Political factors which hurt trade also adversely affected urban industries. Many prosperous cities, centres of flourishing industry, were sacked and devastated. Delhi was plundered by Nadir Shah; Lahore, Delhi and Mathura by Ahmad Shah Abdali; Agra by the Jats; Surat and other cities of Gujarat and the Deccan by Maratha chiefs; Sarhind by the Sikhs, and so on.

Similarly, in some areas artisans catering to the needs of the feudal class and the court suffered as the fortunes of their patrons declined, leading to the decline of cities like Agra and Delhi. The decline of internal and foreign trade also hit them hard in some parts of the country.

Nevertheless, some industries in other parts of the country gained as a result of expansion in trade with Europe owing to the activities of the European trading companies. Moreover, the emergence of new courts and local nobility and zamindars led to the emergence of new cities such as Faizabad, Lucknow, Varanasi and Patna and the recovery, to some extent, of production by artisans.

Even so, India remained a land of extensive manufactures. Indian artisans still enjoyed fame all the world over for their skill. India was still a large-scale manufacturer of cotton and silk fabrics, sugar, jute, dye-stuffs, mineral and metallic products like arms, metal ware, and saltpeter and oils.

The important centres of the textile industry were Dacca and Murshidabad in Bengal; Patna in Bihar; Surat, Ahmedabad and Broach in Gujarat; Chanderi in Madhya Pradesh; Burhanpur in Maharashtra; Jaunpur, Varanasi, Lucknow and Agra in U/P.; Multan and Lahore in the Punjab; Masulipatam, Aurangabad, Chicacole and Vishakhapatnam in Andhra; Bangalore in Karnataka; and Coimbatore and Madurai in Tamil Nadu.

Kashmir was a centre of woolen manufactures. Ship-building industry flourished in Maharashtra, Andhra and Bengal. Writing about the great skill of Indians in this respect, an English observer wrote:

“in ship-building they probably taught the English far more than they learnt from them.” The European companies bought many Indian- made ships for their use.

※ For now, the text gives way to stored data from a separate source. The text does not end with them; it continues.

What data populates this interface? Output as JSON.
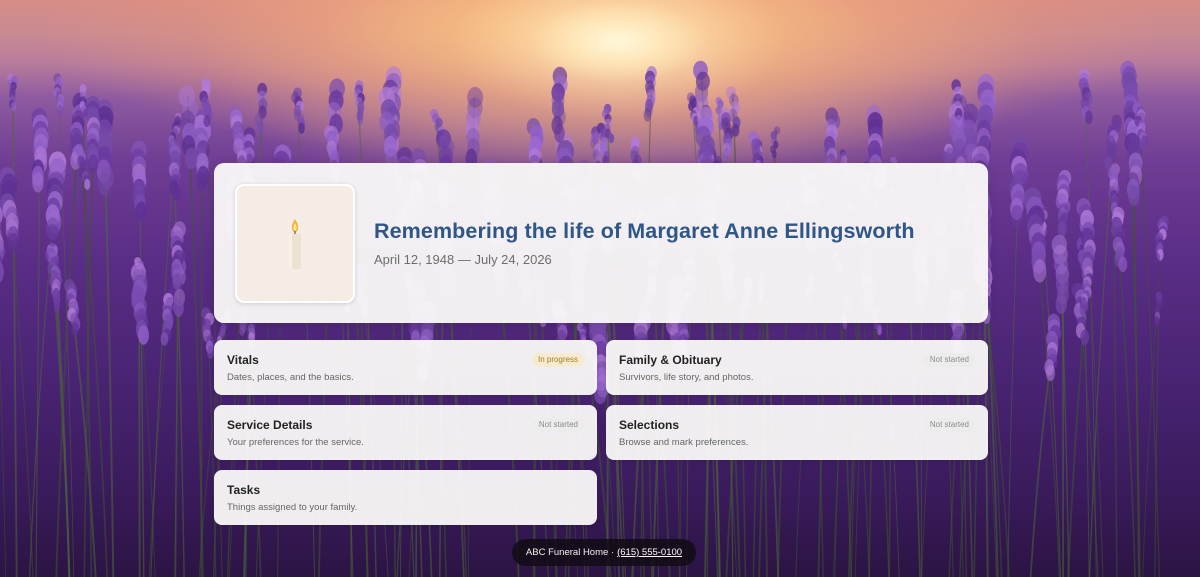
{
  "hero": {
    "title": "Remembering the life of Margaret Anne Ellingsworth",
    "dates": "April 12, 1948 — July 24, 2026",
    "portrait_icon": "candle-icon"
  },
  "cards": [
    {
      "id": "vitals",
      "title": "Vitals",
      "subtitle": "Dates, places, and the basics.",
      "status": "In progress"
    },
    {
      "id": "family",
      "title": "Family & Obituary",
      "subtitle": "Survivors, life story, and photos.",
      "status": "Not started"
    },
    {
      "id": "service",
      "title": "Service Details",
      "subtitle": "Your preferences for the service.",
      "status": "Not started"
    },
    {
      "id": "selections",
      "title": "Selections",
      "subtitle": "Browse and mark preferences.",
      "status": "Not started"
    },
    {
      "id": "tasks",
      "title": "Tasks",
      "subtitle": "Things assigned to your family."
    }
  ],
  "footer": {
    "business": "ABC Funeral Home ·",
    "phone": "(615) 555-0100"
  },
  "colors": {
    "title": "#2f5688",
    "badge_in_progress_bg": "#f6ebd0",
    "badge_in_progress_text": "#a27b22",
    "badge_not_started_bg": "#ececec",
    "badge_not_started_text": "#8b8b8b"
  }
}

In fact, at the dawn of the eighteenth century, India was one of the main centres of world trade and industry. Peter the Great of Russia was led to exclaim:

“Bear in mind that the commerce of India is the commerce of the world and … he who can exclusively command it is the dictator of Europe.”

Once again, historians disagree whether there was overall economic decline as a result of the decay of the Mughal empire and the rise of a large number of autonomous states or whether trade and agricultural and handicraft production continued to grow in some parts of India while they were disrupted and declined in others, with overall trade and production not suffering any sharp decline.

But, in fact, the question is not of some progress here and some decline there but of basic economic stagnation.

While the Indian economy was quite resilient and there was a certain continuity in economic life, there was no greater effervescence or buoyancy in economic activities in the eighteenth century than what was there in the seventeenth century.

On the other hand, there was a definitely declining trend. At the same time, it is true that there was less economic distress or decline in agricultural and handicraft production in the Indian states of the eighteenth century than what was to result from the impact of British colonialism in the eighteenth and nineteenth centuries.